欧州医薬品庁、糖尿病治療剤と膀胱がんの関連性を継続検討 武田薬品が発表
2011年6月26日 18:36
欧州医薬品庁(EMA)は欧州時間6月23日、6月20日から24日まで開催中の欧州医薬品評価委員会(CHMP)の月次会議の結果、2型糖尿病治療剤ピオグリタゾン塩酸塩(以下「ピオグリタゾン」)を含有する製剤による膀胱(ぼうこう)がんの発症リスク増加の有無について、継続検討していく旨を公表した。24日、武田薬品工業が発表した。
ピオグリタゾンと膀胱がんリスクの関連性については、フランス政府の医薬品規制当局が今月9日に問題を指摘。武田薬品工業の糖尿病治療薬「アクトス」などにピオグリタゾンが含まれていることから、同社はその使用方法について注意を呼びかけるとともに、関連性について独自に調査を進めている。
また同社によると、CHMPは、その諮問機関である「Scientific Advisory Group(SAG)」に、7月上旬の会議において、ピオグリタゾンと膀胱がんの発症リスクに関するデータおよび臨床現場における患者のリスク軽減策について検討することを要請。CHMPは、SAGの検討結果を踏まえて、7月のCHMP月次会議で最終的な意見を採択することもあわせて公表している。
欧州では、2011年3月から、CHMPが、欧州委員会(EC)規則No. 726/2004 第20条に基づき、関連する非臨床および臨床データを用いて、ピオグリタゾン投与による膀胱がんの発症リスク増加の有無について、関連する全ての有効性・安全性データ評価を行ってきた。
今回の発表を受け、武田薬品工業は、「当社は患者さんの安全性を最優先に考え、これまでと同様、ピオグリタゾンを含む全ての当社製品に関する安全性と忍容性の評価を継続するとともに、EMAならびに各国の規制当局に全てのデータを提供し、適切な対応をとっていく」とコメントしている。

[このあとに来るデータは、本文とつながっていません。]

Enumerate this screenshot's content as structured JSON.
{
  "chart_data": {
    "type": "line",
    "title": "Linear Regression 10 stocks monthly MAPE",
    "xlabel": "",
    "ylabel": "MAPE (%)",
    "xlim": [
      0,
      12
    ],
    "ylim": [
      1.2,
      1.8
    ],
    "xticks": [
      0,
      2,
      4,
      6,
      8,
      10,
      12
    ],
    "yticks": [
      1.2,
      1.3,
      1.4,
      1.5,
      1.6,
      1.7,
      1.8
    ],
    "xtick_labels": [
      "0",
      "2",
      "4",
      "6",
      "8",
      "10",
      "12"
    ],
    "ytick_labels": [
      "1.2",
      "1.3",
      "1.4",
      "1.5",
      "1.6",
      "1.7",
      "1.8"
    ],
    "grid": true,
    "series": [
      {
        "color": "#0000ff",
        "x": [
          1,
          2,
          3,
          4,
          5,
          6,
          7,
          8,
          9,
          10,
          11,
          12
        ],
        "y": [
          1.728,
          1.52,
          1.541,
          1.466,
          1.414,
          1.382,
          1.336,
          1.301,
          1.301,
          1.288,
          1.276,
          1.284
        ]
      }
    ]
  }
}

一方、同社によると、同社が支援している米国でのKaiser Permanente医療保険グループ(KPNC)とペンシルベニア大学による、2002年から10年間の疫学調査の中間解析結果では、主要評価項目である全体解析で、ピオグリタゾン投与と膀胱がんの発症率に統計学的に有意な関連性は認められなかったが、副次評価項目では、24ヶ月以上ピオグリタゾンを投与した場合、膀胱がんの発症率が若干増加することが示されたという。
その中間解析結果は、2011年4月号のDiabetes Careに掲載され、各国の規制当局に既に報告しているという。調査は、2012年末まで継続され、その後、最終結果が報告される予定。また、欧州では、大規模臨床試験PROactiveに参加していた患者を対象として、長期投与時の観察試験(EC455 PROactive extension trial)も実施しており、2015年に最終結果が判明する予定。
なお、日本においては、ピオグリタゾンを含有する製品(製品名:アクトス錠、ソニアス配合錠、メタクト配合錠)の添付文書中の膀胱がんに関する「使用上の注意」の一部改訂を予定しているという。米国においても、同製剤の添付文書の一部改訂についてアメリカ食品医薬品局(FDA)と協議中だという。